I think a lot of the hurt we feel and the reason we have such a hard time with no contact is we got used to things being a certain way, as dysfunctional as things were, it was the way “we were”, we were so in tune to his wants, needs and desires, so intent on following his lead, we forgot how to dance with anyone else. We had a false sense of security thinking no other woman would put up with him the way we did, he may be an asshole but he was our asshole and we always had the hope he would go back to the guy we first fell in love with.

The thing is; even if by some miracle he changed, the relationship between you and him never would. There is too much water under the bridge, too many lies, too much hurt to repair it now. You could never trust him, or he would have to work damn hard to earn your trust back.

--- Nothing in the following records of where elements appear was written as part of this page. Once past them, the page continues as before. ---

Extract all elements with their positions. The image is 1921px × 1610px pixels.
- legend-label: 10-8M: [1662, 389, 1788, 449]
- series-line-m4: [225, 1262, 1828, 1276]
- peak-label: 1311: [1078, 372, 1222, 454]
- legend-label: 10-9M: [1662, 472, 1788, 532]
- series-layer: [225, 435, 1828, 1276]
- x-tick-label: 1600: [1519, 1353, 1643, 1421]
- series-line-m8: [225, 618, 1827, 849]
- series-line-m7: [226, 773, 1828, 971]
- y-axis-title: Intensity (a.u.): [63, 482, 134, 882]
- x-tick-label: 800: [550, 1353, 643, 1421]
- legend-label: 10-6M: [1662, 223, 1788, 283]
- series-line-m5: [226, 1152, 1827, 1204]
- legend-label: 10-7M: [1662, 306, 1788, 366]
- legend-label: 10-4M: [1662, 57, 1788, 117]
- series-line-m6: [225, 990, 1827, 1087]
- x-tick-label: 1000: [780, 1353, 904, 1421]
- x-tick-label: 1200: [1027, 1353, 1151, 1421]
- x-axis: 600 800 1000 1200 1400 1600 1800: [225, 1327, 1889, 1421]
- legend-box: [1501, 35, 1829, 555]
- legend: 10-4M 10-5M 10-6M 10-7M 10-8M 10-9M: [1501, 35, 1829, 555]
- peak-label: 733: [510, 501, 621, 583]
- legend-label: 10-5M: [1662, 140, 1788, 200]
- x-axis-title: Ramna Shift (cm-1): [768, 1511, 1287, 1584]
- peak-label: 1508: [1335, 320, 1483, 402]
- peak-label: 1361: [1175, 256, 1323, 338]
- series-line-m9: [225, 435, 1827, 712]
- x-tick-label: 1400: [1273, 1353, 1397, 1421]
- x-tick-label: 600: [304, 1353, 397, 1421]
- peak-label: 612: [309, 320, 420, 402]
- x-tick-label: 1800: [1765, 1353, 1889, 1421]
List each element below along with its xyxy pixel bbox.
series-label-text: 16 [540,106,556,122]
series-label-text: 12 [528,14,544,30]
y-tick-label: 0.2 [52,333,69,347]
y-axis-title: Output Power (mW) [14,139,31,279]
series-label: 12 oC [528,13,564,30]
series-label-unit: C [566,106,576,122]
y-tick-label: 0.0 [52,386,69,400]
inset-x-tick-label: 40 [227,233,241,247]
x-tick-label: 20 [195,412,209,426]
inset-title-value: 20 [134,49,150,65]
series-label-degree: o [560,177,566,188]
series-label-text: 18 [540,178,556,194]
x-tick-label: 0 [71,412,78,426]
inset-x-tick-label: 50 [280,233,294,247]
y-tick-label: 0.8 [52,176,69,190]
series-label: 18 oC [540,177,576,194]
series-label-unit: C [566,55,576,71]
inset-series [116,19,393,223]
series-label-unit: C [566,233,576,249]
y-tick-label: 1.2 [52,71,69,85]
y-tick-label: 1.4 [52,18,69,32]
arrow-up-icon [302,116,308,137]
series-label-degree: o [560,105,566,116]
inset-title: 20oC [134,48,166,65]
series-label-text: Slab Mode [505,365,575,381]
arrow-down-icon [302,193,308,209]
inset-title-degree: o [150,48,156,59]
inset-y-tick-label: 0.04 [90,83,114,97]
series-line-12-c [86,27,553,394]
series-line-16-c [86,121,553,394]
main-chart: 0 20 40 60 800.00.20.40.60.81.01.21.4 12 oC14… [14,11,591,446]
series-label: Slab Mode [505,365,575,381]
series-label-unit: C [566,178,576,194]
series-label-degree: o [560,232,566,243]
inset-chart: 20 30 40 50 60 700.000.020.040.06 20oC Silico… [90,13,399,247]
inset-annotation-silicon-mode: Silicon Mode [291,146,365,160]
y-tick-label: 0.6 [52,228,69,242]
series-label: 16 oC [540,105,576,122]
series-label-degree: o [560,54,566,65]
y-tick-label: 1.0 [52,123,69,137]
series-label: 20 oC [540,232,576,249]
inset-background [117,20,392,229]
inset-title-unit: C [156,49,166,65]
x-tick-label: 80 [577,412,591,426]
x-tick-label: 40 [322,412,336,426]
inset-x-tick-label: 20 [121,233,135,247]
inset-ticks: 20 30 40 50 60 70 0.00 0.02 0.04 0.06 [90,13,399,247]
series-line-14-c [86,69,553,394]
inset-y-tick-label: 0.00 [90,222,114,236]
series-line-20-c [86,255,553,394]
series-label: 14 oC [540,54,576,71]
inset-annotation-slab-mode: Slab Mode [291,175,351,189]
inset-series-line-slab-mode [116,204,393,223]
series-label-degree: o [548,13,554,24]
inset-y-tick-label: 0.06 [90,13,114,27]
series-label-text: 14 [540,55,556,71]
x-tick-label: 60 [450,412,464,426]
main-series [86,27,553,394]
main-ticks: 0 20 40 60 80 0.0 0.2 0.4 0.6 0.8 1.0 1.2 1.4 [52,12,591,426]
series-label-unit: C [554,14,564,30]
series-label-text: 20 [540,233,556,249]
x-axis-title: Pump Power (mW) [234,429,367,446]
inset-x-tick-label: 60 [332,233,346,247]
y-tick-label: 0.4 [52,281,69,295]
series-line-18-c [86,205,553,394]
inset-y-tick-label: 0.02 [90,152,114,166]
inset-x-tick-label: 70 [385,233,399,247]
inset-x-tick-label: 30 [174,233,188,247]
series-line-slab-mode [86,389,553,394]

Victims have a hard time accepting reality, no matter how much it hurts, it is done, let it go. Have you ever tried to lead a man when you are dancing? It never works very well. I had a guy tell me once that dancing was an indication of how well two people related with each other. I don’t know if that is true, I couldn’t follow him to save my life and I kept trying to lead. We didn’t last long, but he thanked me for making him aware of how much he loved his ex. Oh yeah I had a good cry over that but I got over it by the next weekend. And then you have my ex husband who was an excellent dancer and could dance with any women, but then come to think of it he screwed any woman too. So maybe there is something to that theory, James hated to dance and for someone who played guitar, had a horrible beat. And again the theory maybe right, he hated to dance, he refused to dance, much like he refused to participate in a relationship and when he did try he was off beat. Hmmmm.

dance with devil

I don’t have a clue how this couple gets along, (they are a couple) but you have to admit they are beautiful to watch and they have to be in tune with each other to do it. A relationship with a narcissist is much like this couple dancing. He takes you to great heights, you have never felt more sexual, never trusted any man like you trust him, you believe in him and that he will always be there to catch you. Only difference is when a narcissist throws you up in the high he spots another woman in the audience and walks off stage and instead of being caught, you land face first and he blames you because you took too long to come back down or whatever.